How do university lecturers’ experiences of being ‘cared for’ impact on the role of academic tutor? How can reflection on this bring new ways of looking at the 21st century student?
What are the implications of this for the design and organisation of tutoring roles and systems? What are the implications of this for the model of attendance universities require?
Sometimes, staff expectations of their students appear to be rooted in the previous experiences of the individual tutor, where the incoming students are compared to some idealised notion of what a student is, was or should be. This may be based to some extent on what the individual tutor has experienced as a successful ‘way of being’ that has been internalised and become part of the tutor persona and informs their interactions with students. If we accept that the primary focus of students on the role is to observe some ‘care’ from their tutor, then we can ask what experience of ‘care’ has the tutor received that either enables or hampers their success as a tutor.

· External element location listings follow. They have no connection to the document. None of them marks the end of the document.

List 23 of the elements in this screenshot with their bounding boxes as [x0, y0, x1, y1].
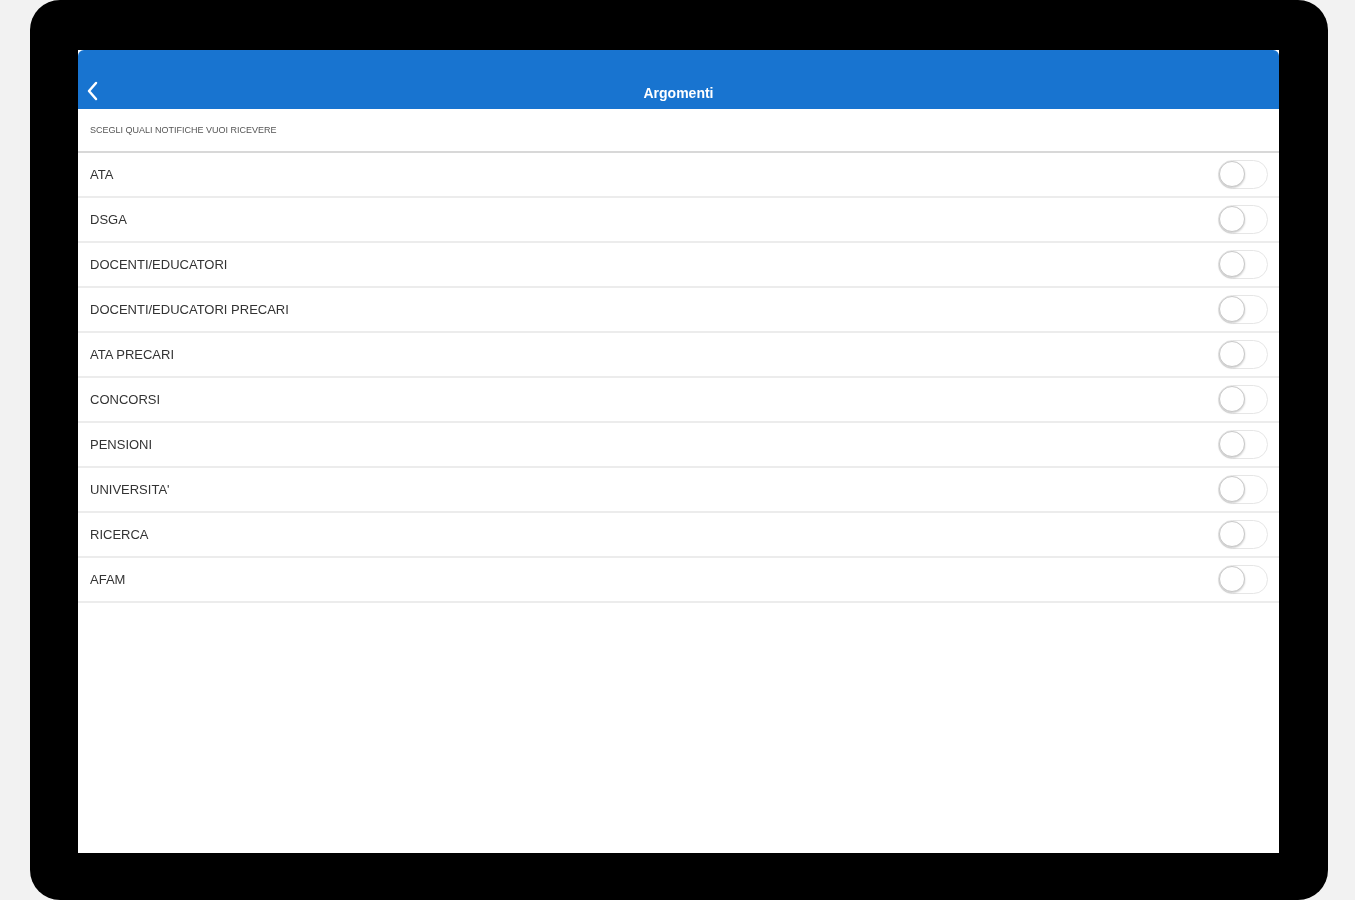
toggle-switch[interactable] — [1218, 340, 1268, 369]
toggle-switch[interactable] — [1218, 430, 1268, 459]
toggle-switch[interactable] — [1218, 385, 1268, 414]
topic-label: RICERCA — [90, 527, 149, 542]
chevron-left-icon — [86, 81, 98, 101]
topic-label: DOCENTI/EDUCATORI PRECARI — [90, 302, 289, 317]
topic-label: DSGA — [90, 212, 127, 227]
toggle-switch[interactable] — [1218, 295, 1268, 324]
toggle-switch[interactable] — [1218, 520, 1268, 549]
topic-label: ATA PRECARI — [90, 347, 175, 362]
toggle-switch[interactable] — [1218, 250, 1268, 279]
toggle-switch[interactable] — [1218, 160, 1268, 189]
topic-label: ATA — [90, 167, 114, 182]
topic-label: CONCORSI — [90, 392, 161, 407]
topic-label: DOCENTI/EDUCATORI — [90, 257, 228, 272]
topic-label: AFAM — [90, 572, 126, 587]
topic-label: UNIVERSITA' — [90, 482, 170, 497]
toggle-switch[interactable] — [1218, 475, 1268, 504]
section-label: SCEGLI QUALI NOTIFICHE VUOI RICEVERE — [78, 109, 1279, 153]
topic-label: PENSIONI — [90, 437, 153, 452]
toggle-switch[interactable] — [1218, 205, 1268, 234]
toggle-switch[interactable] — [1218, 565, 1268, 594]
screen-title: Argomenti — [642, 85, 715, 103]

We propose a co-designed iterative development of a staff training session for tutoring/advising which encourages staff to reflect on their own experiences of being tutored. We ask the questions:
- What is this idealised notion of what a student ‘should’ take from a university experience? Where does this notion come from?
- What is the staff experience of being tutored and tutoring and how does this feed into their own practice of care?
- Is this notion of care affected by the way central services support is provided?
- How can self- awareness especially re: tutoring take into account new ways of studying and acknowledge and empathise with contemporary realities for students?